I learn by going where I have to go. – Theodore Roethke
I think it’s safe to say that if you are reading a blog on YogaCity NYC you might know or want to know that yoga is more about the journey than the destination—that’s why many of us do it, right?
But as your practice deepens you become more aware of subtle changes not just in your body but in your mind. And maybe that place is not where you’d like to be. But there you are.
So that’s what happened to me recently. Life was humming along both on the mat and off. My teaching and practicing are deeply gratifying on many days, but…
I was… I am. Stuck.
It started with an acknowledgment of my strange fear of jumping back from crow. I haven’t been able to account for it. I take other risks and challenges on the mat, but something about jumping back has me confounded. I’ve been exploring the various options and techniques, and something is beginning to take hold slowly, but it’s a process for me, not one I can literally jump into.

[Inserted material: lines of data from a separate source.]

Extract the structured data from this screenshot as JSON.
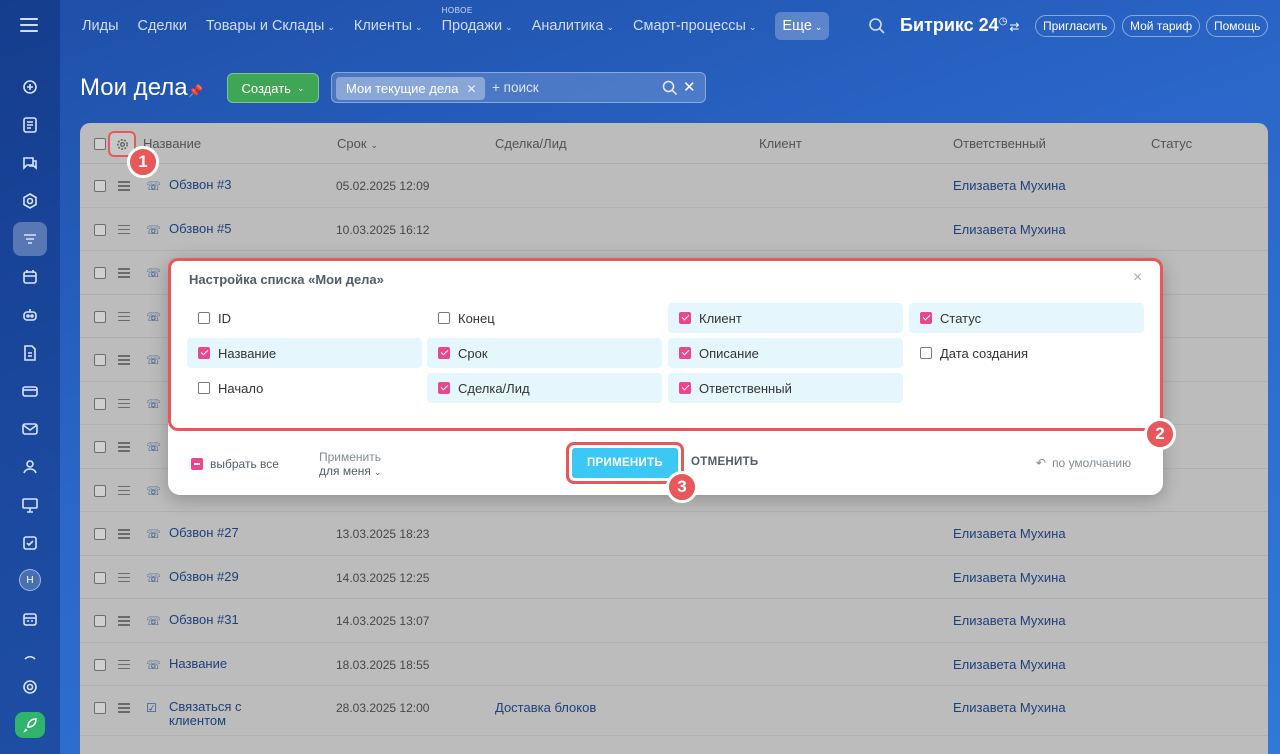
{
  "nav": {
    "items": [
      {
        "label": "Лиды",
        "chevron": false
      },
      {
        "label": "Сделки",
        "chevron": false
      },
      {
        "label": "Товары и Склады",
        "chevron": true
      },
      {
        "label": "Клиенты",
        "chevron": true
      },
      {
        "label": "Продажи",
        "chevron": true,
        "badge": "НОВОЕ"
      },
      {
        "label": "Аналитика",
        "chevron": true
      },
      {
        "label": "Смарт-процессы",
        "chevron": true
      }
    ],
    "more_label": "Еще",
    "brand": "Битрикс 24",
    "invite_label": "Пригласить",
    "tariff_label": "Мой тариф",
    "help_label": "Помощь"
  },
  "rail": {
    "avatar_letter": "Н"
  },
  "header": {
    "title": "Мои дела",
    "create_label": "Создать",
    "filter_chip": "Мои текущие дела",
    "search_placeholder": "+ поиск"
  },
  "grid": {
    "columns": [
      "Название",
      "Срок",
      "Сделка/Лид",
      "Клиент",
      "Ответственный",
      "Статус"
    ],
    "rows": [
      {
        "type": "call",
        "name": "Обзвон #3",
        "date": "05.02.2025 12:09",
        "deal": "",
        "responsible": "Елизавета Мухина"
      },
      {
        "type": "call",
        "name": "Обзвон #5",
        "date": "10.03.2025 16:12",
        "deal": "",
        "responsible": "Елизавета Мухина"
      },
      {
        "type": "call",
        "name": "",
        "date": "",
        "deal": "",
        "responsible": ""
      },
      {
        "type": "call",
        "name": "",
        "date": "",
        "deal": "",
        "responsible": ""
      },
      {
        "type": "call",
        "name": "",
        "date": "",
        "deal": "",
        "responsible": ""
      },
      {
        "type": "call",
        "name": "",
        "date": "",
        "deal": "",
        "responsible": ""
      },
      {
        "type": "call",
        "name": "",
        "date": "",
        "deal": "",
        "responsible": ""
      },
      {
        "type": "call",
        "name": "",
        "date": "",
        "deal": "",
        "responsible": ""
      },
      {
        "type": "call",
        "name": "Обзвон #27",
        "date": "13.03.2025 18:23",
        "deal": "",
        "responsible": "Елизавета Мухина"
      },
      {
        "type": "call",
        "name": "Обзвон #29",
        "date": "14.03.2025 12:25",
        "deal": "",
        "responsible": "Елизавета Мухина"
      },
      {
        "type": "call",
        "name": "Обзвон #31",
        "date": "14.03.2025 13:07",
        "deal": "",
        "responsible": "Елизавета Мухина"
      },
      {
        "type": "call",
        "name": "Название",
        "date": "18.03.2025 18:55",
        "deal": "",
        "responsible": "Елизавета Мухина"
      },
      {
        "type": "task",
        "name": "Связаться с клиентом",
        "date": "28.03.2025 12:00",
        "deal": "Доставка блоков",
        "responsible": "Елизавета Мухина"
      }
    ]
  },
  "steps": [
    "1",
    "2",
    "3"
  ],
  "dialog": {
    "title": "Настройка списка «Мои дела»",
    "close": "×",
    "options": [
      {
        "label": "ID",
        "checked": false
      },
      {
        "label": "Конец",
        "checked": false
      },
      {
        "label": "Клиент",
        "checked": true
      },
      {
        "label": "Статус",
        "checked": true
      },
      {
        "label": "Название",
        "checked": true
      },
      {
        "label": "Срок",
        "checked": true
      },
      {
        "label": "Описание",
        "checked": true
      },
      {
        "label": "Дата создания",
        "checked": false
      },
      {
        "label": "Начало",
        "checked": false
      },
      {
        "label": "Сделка/Лид",
        "checked": true
      },
      {
        "label": "Ответственный",
        "checked": true
      }
    ],
    "select_all": "выбрать все",
    "apply_for_label": "Применить",
    "apply_for_value": "для меня",
    "apply_label": "ПРИМЕНИТЬ",
    "cancel_label": "ОТМЕНИТЬ",
    "reset_label": "по умолчанию"
  },
  "colors": {
    "accent_red": "#e8585a",
    "checkbox_pink": "#e9488d",
    "apply_blue": "#3bc8f5",
    "create_green": "#3ea655"
  }
}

Simultaneously, I noticed patterns in my personal life that if looked at metaphorically, would benefit from a strong jump back. By that I mean a faith in landing on my feet without looking directly where I’m going. Having the confidence in my core strength and coordination that my feet won’t buckle. That I won’t trip myself up.

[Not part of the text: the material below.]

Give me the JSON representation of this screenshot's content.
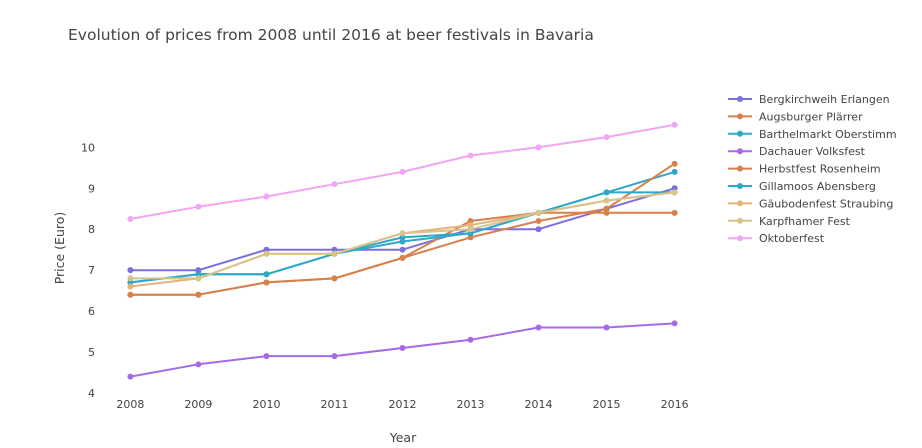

Committing to the journey of the jump.
I wish I could say I was practicing the transition every day.
But that’s not the way I do things. I’m a writer and poet, so things have to percolate and manifest for me in different ways, like the way a jigsaw puzzle often comes together in different sections, before they coalesce in poem or in an asana practice.
And I’ve realized that that’s OK.
The other day one leg went back and the other kind of dangled along behind.
And today I smoothed out a piece of the personal fabric.
I don’t know where it’s all going. I just know that depending on rocking crow or side crow or fill- in-the-blank arm balance is not going to cut it for me anymore.
I need to throw the balance off and see what happens…to learn by going where I have to go.
My guess? To deepen my companionship with myself before seeking it in others.